Mr Morse: I think we need to decide which model we are trying to make work and get some quite strong consistency around that, and then everyone try and make it work rather than saying "We'll all fight for the model we prefer and that will cause confusion." If you take the central government versus localism discussion that happens, for my money, there is obviously some logic in integrating services locally and making sure that they do not bump into each other and get delivered in a cost-duplicative and unco-ordinated way locally, but then consider: why is everything so centralised? It never used to be so. It became centralised because of the need to drive accountability more effectively than it was and also to achieve standards and improving standards in some way. Many of these issues were ones which were nationally politically sensitive. Taking all of that, those two things have fought each other. If you are going to have - and I believe you could have - more effective localism and still central accountability, you probably also need central government itself to be somewhat more integrated than it is. So there are a lot of issues where a consensus needs to be developed. Once that consensus develops, if you can say, "All right, now we are about making this work, not about arguing about inventing a new one but making this one work," if you stop moving the furniture around at quite such a pace and you build up an information structure which is genuinely informative around that, you have a chance of making things work better. We are just this week publishing a Report on changes in government structures and machinery of government changes which says that there has been a really large number, some 90 changes in the last few years in the UK government, driving costs of just under £200 million a year. That is very expensive, not just in the cost but in the amount of dust that it raises in making decisions and moving things forward in a coherent way. If we could manage to calm things down a bit, we could be much more effective.

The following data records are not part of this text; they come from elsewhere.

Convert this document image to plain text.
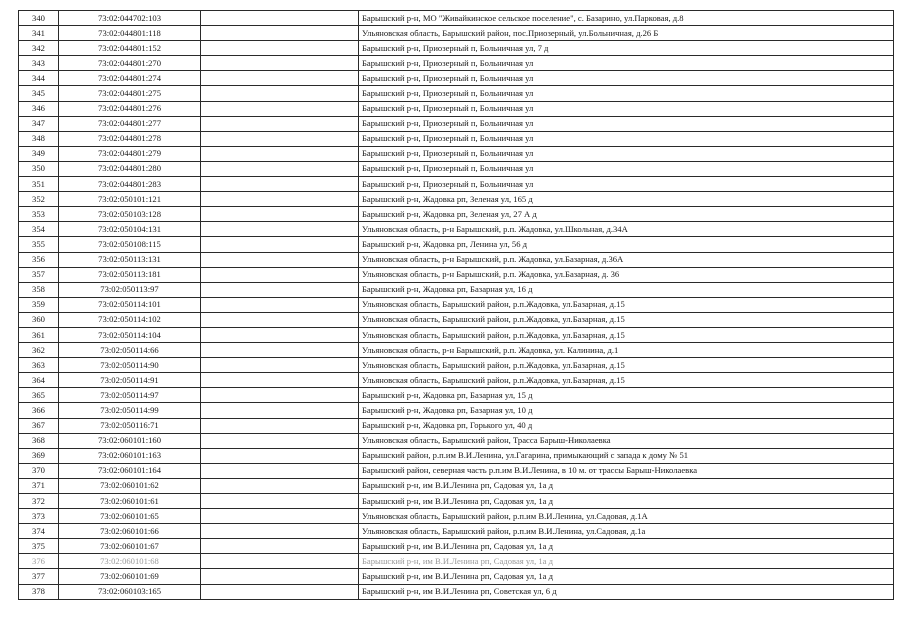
340	73:02:044702:103		Барышский р-н, МО "Живайкинское сельское поселение", с. Базарино, ул.Парковая, д.8
341	73:02:044801:118		Ульяновская область, Барышский район, пос.Приозерный, ул.Больничная, д.26 Б
342	73:02:044801:152		Барышский р-н, Приозерный п, Больничная ул, 7 д
343	73:02:044801:270		Барышский р-н, Приозерный п, Больничная ул
344	73:02:044801:274		Барышский р-н, Приозерный п, Больничная ул
345	73:02:044801:275		Барышский р-н, Приозерный п, Больничная ул
346	73:02:044801:276		Барышский р-н, Приозерный п, Больничная ул
347	73:02:044801:277		Барышский р-н, Приозерный п, Больничная ул
348	73:02:044801:278		Барышский р-н, Приозерный п, Больничная ул
349	73:02:044801:279		Барышский р-н, Приозерный п, Больничная ул
350	73:02:044801:280		Барышский р-н, Приозерный п, Больничная ул
351	73:02:044801:283		Барышский р-н, Приозерный п, Больничная ул
352	73:02:050101:121		Барышский р-н, Жадовка рп, Зеленая ул, 165 д
353	73:02:050103:128		Барышский р-н, Жадовка рп, Зеленая ул, 27 А д
354	73:02:050104:131		Ульяновская область, р-н Барышский, р.п. Жадовка, ул.Школьная, д.34А
355	73:02:050108:115		Барышский р-н, Жадовка рп, Ленина ул, 56 д
356	73:02:050113:131		Ульяновская область, р-н Барышский, р.п. Жадовка, ул.Базарная, д.36А
357	73:02:050113:181		Ульяновская область, р-н Барышский, р.п. Жадовка, ул.Базарная, д. 36
358	73:02:050113:97		Барышский р-н, Жадовка рп, Базарная ул, 16 д
359	73:02:050114:101		Ульяновская область, Барышский район, р.п.Жадовка, ул.Базарная, д.15
360	73:02:050114:102		Ульяновская область, Барышский район, р.п.Жадовка, ул.Базарная, д.15
361	73:02:050114:104		Ульяновская область, Барышский район, р.п.Жадовка, ул.Базарная, д.15
362	73:02:050114:66		Ульяновская область, р-н Барышский, р.п. Жадовка, ул. Калинина, д.1
363	73:02:050114:90		Ульяновская область, Барышский район, р.п.Жадовка, ул.Базарная, д.15
364	73:02:050114:91		Ульяновская область, Барышский район, р.п.Жадовка, ул.Базарная, д.15
365	73:02:050114:97		Барышский р-н, Жадовка рп, Базарная ул, 15 д
366	73:02:050114:99		Барышский р-н, Жадовка рп, Базарная ул, 10 д
367	73:02:050116:71		Барышский р-н, Жадовка рп, Горького ул, 40 д
368	73:02:060101:160		Ульяновская область, Барышский район, Трасса Барыш-Николаевка
369	73:02:060101:163		Барышский район, р.п.им В.И.Ленина, ул.Гагарина, примыкающий с запада к дому № 51
370	73:02:060101:164		Барышский район, северная часть р.п.им В.И.Ленина, в 10 м. от трассы Барыш-Николаевка
371	73:02:060101:62		Барышский р-н, им В.И.Ленина рп, Садовая ул, 1а д
372	73:02:060101:61		Барышский р-н, им В.И.Ленина рп, Садовая ул, 1а д
373	73:02:060101:65		Ульяновская область, Барышский район, р.п.им В.И.Ленина, ул.Садовая, д.1А
374	73:02:060101:66		Ульяновская область, Барышский район, р.п.им В.И.Ленина, ул.Садовая, д.1а
375	73:02:060101:67		Барышский р-н, им В.И.Ленина рп, Садовая ул, 1а д
376	73:02:060101:68		Барышский р-н, им В.И.Ленина рп, Садовая ул, 1а д
377	73:02:060101:69		Барышский р-н, им В.И.Ленина рп, Садовая ул, 1а д
378	73:02:060103:165		Барышский р-н, им В.И.Ленина рп, Советская ул, 6 д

Q17 Chair: One last question from me. You are trying to increase the pace at which you bring out these Reports. You have this target for value for money studies taking nine months or less in 2009 of 60%, a significant increase in the result for 2008, which was 29%. Can you drive this process forward? We are constantly told by Departments commenting on our own PAC Reports, "Well, this was a problem but of course this issue is now very old and we have dealt with it." So it is very important that this whole process moves at a faster pace, I think: you producing the Reports more quickly, coming to the Committee more quickly, us meeting, reporting back to Parliament, so the thing does not become stale. I am sure you agree with that. Can you sustain this progress?

Mr Morse: Yes. There are two very important aspects of it. One of them is us doing our work in a clearer and more linear way, and I am very much personally involved with the way our products are developed. I give people very clear guidance. Every one of the Reports that comes to you now that has been initiated in my time I have had a proof of concept meeting; I have discussed exactly what the Report is going to show. The other thing is having the clearance process becoming much more linear than it is and that means we need to work with the Departments and get up to senior levels much faster in order to have the discussions and get through clearance from Departments in a more accelerated way, I really think to the benefit of both, and I am going to need support from the Committee going into the future to achieve that.

Chair: Thank you very much, Mr Morse. Thank you to your colleagues. That concludes our public session.